Happygone · 12/02/2023 14:58

I would ask her to clarify

Hillrunning · 12/02/2023 15:00

That's awful. I am so sorry. There is no implying here, she is very clear about not wanting to see just you. How hurtful.

EatingWormsMichael · 12/02/2023 15:00

How rude. I'd not pursue that friendship any further OP. Sorry, sounds like it's her loss.

Choco865 · 12/02/2023 15:03

@Ofbollocks aw thats so sweet of you. Made me smile.

@Hillrunning @EatingWormsMichael thank you. Its quiet hurtful. Did so much to keep the friendship going. Because sometimes its easy for friends to drift when there is a distance.

@Happygone I think deep down I know what she implied so feel embarrassed to even ask her to clarify.

OP posts:
Prinnny · 12/02/2023 15:05

That is so rude! I wouldn’t bother replying, I imagine she won’t contact you again and that will tell you all you need to know about this ‘friendship’

HumourReplacementTherapy · 12/02/2023 15:06

That's so rude!!
What's your relations ship like with XYZ?
Can you arrange to go out with them one evening after work then message your arsehole friend to let her know you've decided to go out locally (without her?)

BOOTS52PollyPrissyPants · 12/02/2023 15:09

She could be depressed if sitting alone all the time and not working. But does seem strange her behavior. Ask her outright is she ok and why do you need to have other friends there.
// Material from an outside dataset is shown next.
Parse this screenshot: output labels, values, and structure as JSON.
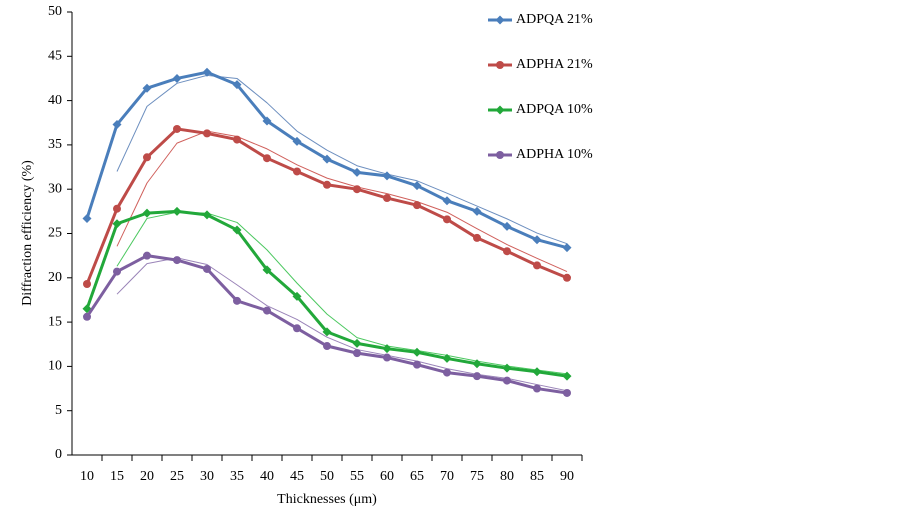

Maybe she just does not want the focus on her, do you ask her questions or is she very sensitive. Weird situation. I would prefer to meet friend alone than in a group where it is all busy and not the same. Just ask her if she is ok and leave it at that and do something nice for yourself on your time off.

Strugglingtodomybest · 12/02/2023 15:09

I understand why you might not want to clarify op, but I would just because a) I've seen how easy it is to get the wrong end of the stick with messages (rather than talking), and b) if that is what she means, I'd want her to spell it out to me in the hope that she may then realise how rude she's being.

Choco865 · 12/02/2023 15:10

@Prinnny I feel quiet upset. But at least I know my place now.

@HumourReplacementTherapy im good friends with xyz. But was closest to this one. Obviously not.